Blackout. The sound of footsteps coming up a staircase, then across a room. From behind, MELINDA opens the wardrobe door, steps inside, and closes the door behind her. She nestles into a coat. More footsteps follow, again up a staircase and across the room. ANDREW opens the door.
MELINDA
You found me—oh.
ANDREW
Sorry. I can go somewhere else.
MELINDA
No, there’s plenty of room. See?
ANDREW
You don’t mind?
MELINDA
Please.
ANDREW
All right.
He steps into the wardrobe and closes the door. Darkness.
MELINDA
Maybe you could...
ANDREW
(opening door) Of course. (He settles back from doorway.) We’ll close it when we hear someone coming up.
MELINDA
Right.
ANDREW
Those stairs have always been creaky. Or at least they were 25 years ago.
MELINDA
Did you grow up with Jim?
ANDREW
Practically. I’m Andrew Parker, the Prodigal cousin. Just came back for the party, for Jim, you know.
MELINDA
(offering her hand) Melinda Murphy. I live next door.
ANDREW
Cool. So what brought you to the wardrobe?
MELINDA
You’re going to think I’m silly.
ANDREW
Come on.
MELINDA
It’s stupid.
ANDREW
Wait until you hear my reason.
MELINDA
Fair enough. I was watering plants for Jim while he was in St. Anne's. Had to come up here for that poofy ficus, and the moment I laid eyes on this wardrobe I wanted to climb in and see if I ended up in Narnia. Told you it was stupid.
ANDREW
No, I'm laughing because I thought the same thing when I first saw it. When we’d play hide and seek as kids, Jim would always find me first because I’d hide in here.
MELINDA
Every time?
ANDREW
Every last time. I was sure that one day the portal would be open and—
MELINDA
And then Turkish Delight.
ANDREW
It’s such a great story. My kids and I read it every year.
MELINDA
How old are they?
ANDREW
Eleven, twelve, some might be a year older or younger.
MELINDA
You don’t know how old your kids are?
ANDREW
Not my kids. I don’t have any, far from it. I teach fifth grade.
MELINDA
Oh.
ANDREW
But that doesn’t mean I’m gay.
MELINDA looks confused.
ANDREW
For some reason, people hear “male elementary school teacher” and think “gay.”
MELINDA
I can’t imagine why.
Slow footsteps on the staircase, continuing through the next lines.
ANDREW
Do you mind stepping back a little? I want Jim to find me first.
MELINDA
For old time’s sake.
ANDREW
Exactly.
ANDREW centers himself in the doorway, closes the door. Footsteps across the room.

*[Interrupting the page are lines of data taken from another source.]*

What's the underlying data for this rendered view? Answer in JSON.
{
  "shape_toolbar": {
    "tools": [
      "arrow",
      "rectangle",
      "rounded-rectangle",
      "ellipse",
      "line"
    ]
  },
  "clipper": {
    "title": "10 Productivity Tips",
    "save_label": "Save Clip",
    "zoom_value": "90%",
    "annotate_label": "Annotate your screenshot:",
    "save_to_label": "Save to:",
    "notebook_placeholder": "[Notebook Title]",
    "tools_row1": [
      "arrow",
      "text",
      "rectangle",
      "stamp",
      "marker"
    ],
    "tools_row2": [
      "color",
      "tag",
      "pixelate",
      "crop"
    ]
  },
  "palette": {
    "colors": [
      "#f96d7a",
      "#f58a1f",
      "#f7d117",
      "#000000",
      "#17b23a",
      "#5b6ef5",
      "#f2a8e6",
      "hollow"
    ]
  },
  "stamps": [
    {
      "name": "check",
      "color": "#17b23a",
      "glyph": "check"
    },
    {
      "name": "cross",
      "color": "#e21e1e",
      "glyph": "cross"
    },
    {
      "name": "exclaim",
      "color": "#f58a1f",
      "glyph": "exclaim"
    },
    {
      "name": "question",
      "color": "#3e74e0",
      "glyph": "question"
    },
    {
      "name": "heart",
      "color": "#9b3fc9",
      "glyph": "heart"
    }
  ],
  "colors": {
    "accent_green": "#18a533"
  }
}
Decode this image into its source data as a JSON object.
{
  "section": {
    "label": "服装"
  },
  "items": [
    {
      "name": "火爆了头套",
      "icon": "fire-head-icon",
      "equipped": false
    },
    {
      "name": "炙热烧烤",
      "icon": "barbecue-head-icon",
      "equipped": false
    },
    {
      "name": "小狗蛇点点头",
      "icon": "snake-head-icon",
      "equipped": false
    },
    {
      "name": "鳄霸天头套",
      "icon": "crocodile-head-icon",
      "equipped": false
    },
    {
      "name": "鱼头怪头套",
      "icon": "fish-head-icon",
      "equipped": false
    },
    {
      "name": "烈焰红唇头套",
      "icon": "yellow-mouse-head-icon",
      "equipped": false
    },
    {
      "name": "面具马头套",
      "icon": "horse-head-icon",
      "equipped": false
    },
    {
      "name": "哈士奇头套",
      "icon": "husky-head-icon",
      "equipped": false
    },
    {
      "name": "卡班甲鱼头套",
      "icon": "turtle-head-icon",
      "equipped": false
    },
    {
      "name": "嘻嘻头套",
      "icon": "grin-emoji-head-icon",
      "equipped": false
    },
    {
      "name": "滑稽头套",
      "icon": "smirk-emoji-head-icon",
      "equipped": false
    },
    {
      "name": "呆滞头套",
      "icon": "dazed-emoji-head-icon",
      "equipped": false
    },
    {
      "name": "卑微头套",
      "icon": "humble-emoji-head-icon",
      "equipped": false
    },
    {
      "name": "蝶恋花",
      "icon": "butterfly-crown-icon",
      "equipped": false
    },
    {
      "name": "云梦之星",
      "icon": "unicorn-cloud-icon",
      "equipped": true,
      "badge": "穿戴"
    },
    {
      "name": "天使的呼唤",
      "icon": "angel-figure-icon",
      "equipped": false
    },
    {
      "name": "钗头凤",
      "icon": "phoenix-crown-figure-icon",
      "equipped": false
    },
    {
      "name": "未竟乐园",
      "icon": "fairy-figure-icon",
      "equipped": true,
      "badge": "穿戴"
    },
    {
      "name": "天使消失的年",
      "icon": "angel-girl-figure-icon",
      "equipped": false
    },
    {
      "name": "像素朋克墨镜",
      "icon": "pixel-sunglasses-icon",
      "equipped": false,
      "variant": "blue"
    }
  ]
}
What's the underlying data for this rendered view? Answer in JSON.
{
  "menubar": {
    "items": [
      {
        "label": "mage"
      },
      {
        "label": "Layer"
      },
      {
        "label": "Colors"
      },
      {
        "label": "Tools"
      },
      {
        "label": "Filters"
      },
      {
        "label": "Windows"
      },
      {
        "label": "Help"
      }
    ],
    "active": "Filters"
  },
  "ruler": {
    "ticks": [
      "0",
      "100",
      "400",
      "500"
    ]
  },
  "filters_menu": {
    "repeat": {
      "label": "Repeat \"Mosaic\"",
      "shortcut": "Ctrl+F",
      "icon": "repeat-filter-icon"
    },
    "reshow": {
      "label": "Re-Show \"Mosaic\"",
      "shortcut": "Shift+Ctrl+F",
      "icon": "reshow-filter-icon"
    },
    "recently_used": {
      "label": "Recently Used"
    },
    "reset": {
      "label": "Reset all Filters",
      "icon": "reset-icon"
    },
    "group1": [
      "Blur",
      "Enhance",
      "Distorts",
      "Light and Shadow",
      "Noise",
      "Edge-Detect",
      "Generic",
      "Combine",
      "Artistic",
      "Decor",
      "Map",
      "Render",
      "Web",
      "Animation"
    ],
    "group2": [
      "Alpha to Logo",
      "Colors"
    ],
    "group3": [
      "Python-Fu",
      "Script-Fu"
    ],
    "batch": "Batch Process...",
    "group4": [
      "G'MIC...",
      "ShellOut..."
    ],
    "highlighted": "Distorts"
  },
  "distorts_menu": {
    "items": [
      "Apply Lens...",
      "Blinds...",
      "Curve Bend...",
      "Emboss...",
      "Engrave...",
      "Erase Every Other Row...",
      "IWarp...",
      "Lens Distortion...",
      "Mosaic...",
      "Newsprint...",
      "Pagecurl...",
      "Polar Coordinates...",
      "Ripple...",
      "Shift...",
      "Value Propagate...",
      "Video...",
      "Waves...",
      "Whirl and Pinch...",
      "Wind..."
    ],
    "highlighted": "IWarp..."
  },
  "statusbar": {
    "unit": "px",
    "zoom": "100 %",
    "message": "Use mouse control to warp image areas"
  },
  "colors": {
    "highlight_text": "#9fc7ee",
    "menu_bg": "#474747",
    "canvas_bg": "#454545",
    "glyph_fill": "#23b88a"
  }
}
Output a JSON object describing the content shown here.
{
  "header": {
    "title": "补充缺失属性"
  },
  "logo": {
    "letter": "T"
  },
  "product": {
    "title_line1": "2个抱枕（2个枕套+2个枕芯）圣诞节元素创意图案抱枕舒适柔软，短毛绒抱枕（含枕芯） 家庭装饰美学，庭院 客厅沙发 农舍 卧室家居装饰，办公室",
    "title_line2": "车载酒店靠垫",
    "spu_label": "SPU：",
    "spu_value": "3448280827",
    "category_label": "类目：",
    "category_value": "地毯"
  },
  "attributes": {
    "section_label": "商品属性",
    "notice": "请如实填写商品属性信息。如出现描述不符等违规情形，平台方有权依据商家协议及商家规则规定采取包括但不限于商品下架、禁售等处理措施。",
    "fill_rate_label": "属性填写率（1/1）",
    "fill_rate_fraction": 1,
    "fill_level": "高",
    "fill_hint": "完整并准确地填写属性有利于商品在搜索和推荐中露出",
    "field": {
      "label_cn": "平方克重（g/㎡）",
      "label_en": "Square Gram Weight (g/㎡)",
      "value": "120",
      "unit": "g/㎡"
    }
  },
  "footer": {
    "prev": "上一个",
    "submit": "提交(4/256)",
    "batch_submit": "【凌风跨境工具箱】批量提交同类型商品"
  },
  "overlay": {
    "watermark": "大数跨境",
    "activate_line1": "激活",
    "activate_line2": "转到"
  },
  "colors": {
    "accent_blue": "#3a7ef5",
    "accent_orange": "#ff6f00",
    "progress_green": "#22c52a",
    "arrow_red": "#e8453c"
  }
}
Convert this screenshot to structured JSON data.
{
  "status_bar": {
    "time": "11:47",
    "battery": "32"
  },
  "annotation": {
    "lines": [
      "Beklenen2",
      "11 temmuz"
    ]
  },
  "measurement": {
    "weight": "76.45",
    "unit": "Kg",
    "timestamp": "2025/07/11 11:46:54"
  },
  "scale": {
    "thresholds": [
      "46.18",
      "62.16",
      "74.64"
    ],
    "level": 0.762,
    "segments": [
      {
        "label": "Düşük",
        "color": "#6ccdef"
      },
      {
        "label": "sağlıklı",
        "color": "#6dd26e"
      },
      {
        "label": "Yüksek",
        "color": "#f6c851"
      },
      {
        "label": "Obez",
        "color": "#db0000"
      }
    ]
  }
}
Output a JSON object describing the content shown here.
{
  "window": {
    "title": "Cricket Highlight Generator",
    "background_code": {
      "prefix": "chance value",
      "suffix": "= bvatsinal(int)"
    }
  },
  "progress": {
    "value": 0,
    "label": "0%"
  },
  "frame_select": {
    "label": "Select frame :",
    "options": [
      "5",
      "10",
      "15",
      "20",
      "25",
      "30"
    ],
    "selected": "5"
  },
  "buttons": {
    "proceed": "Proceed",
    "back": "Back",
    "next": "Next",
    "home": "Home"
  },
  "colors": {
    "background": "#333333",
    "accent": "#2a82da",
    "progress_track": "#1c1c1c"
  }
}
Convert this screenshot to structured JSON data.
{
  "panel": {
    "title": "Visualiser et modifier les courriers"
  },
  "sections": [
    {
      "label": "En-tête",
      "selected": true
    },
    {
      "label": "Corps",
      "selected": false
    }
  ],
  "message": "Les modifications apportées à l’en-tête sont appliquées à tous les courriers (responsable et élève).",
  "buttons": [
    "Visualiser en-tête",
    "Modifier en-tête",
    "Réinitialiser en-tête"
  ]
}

ANDREW (lunging out as the door opens, triumphant)
You caught me! Oh, sorry. I thought you were Jim.
PHILLIP
No, he’s, uh, still counting.
ANDREW
Well, you’re welcome to join us.
PHILLIP
Are you sure?
MELINDA
You just have to let Andrew stand by the door. He wants to be It next.
PHILLIP
Well, I sure don’t want to be It. Didn’t want to play at all, but Jim said if he saw me first, hiding or not, I’d have to be It.
MELINDA
Well, climb on in. We won’t bite. I’m Melinda.
ANDREW steps out, and PHILLIP climbs in. When ANDREW steps back in, the three are pretty uncomfortable, but still able to climb over and around each other as they talk.
PHILLIP
Phillip.
ANDREW
I’m Andrew.
PHILLIP
I deduced that. You want to be It?
ANDREW
It’s sort of a family joke.
PHILLIP
Your family always play children's games? Peculiar thing to do, given the circumstances.
ANDREW
No, but if Jim wants to, I mean, this is his day.
MELINDA
Poor guy.
ANDREW
So, Phillip, how do you know Jim?
PHILLIP
I work at the library, which Jim frequents. Not just researching the disease, either, he has a broad range of literary interests. He came in every few days for years, and then he invited me to his book club.
ANDREW (not insinuating anything)
Oh, I see.
PHILLIP
But I’m not gay. It's not a gay book club or anything like that.
ANDREW
Okay.
PHILLIP
You see, people hear “librarian,” and they think “homosexual.”
MELINDA
But your story would be so romantic if you were. Gazing across the stacks...
PHILLIP
But I’m not.
ANDREW
Know what you mean, man. Fifth grade teacher. (He holds his hand up for a high-five. PHILLIP eventually catches on, and meekly high-fives.) Yeah. Straight men can work with kids.
PHILLIP
Or read.
ANDREW
Yeah.
A long beat. In the pause, PHILLIP begins sniffing loudly.
MELINDA
Oh God, don’t you start crying, or I’ll bawl my damn eyes out.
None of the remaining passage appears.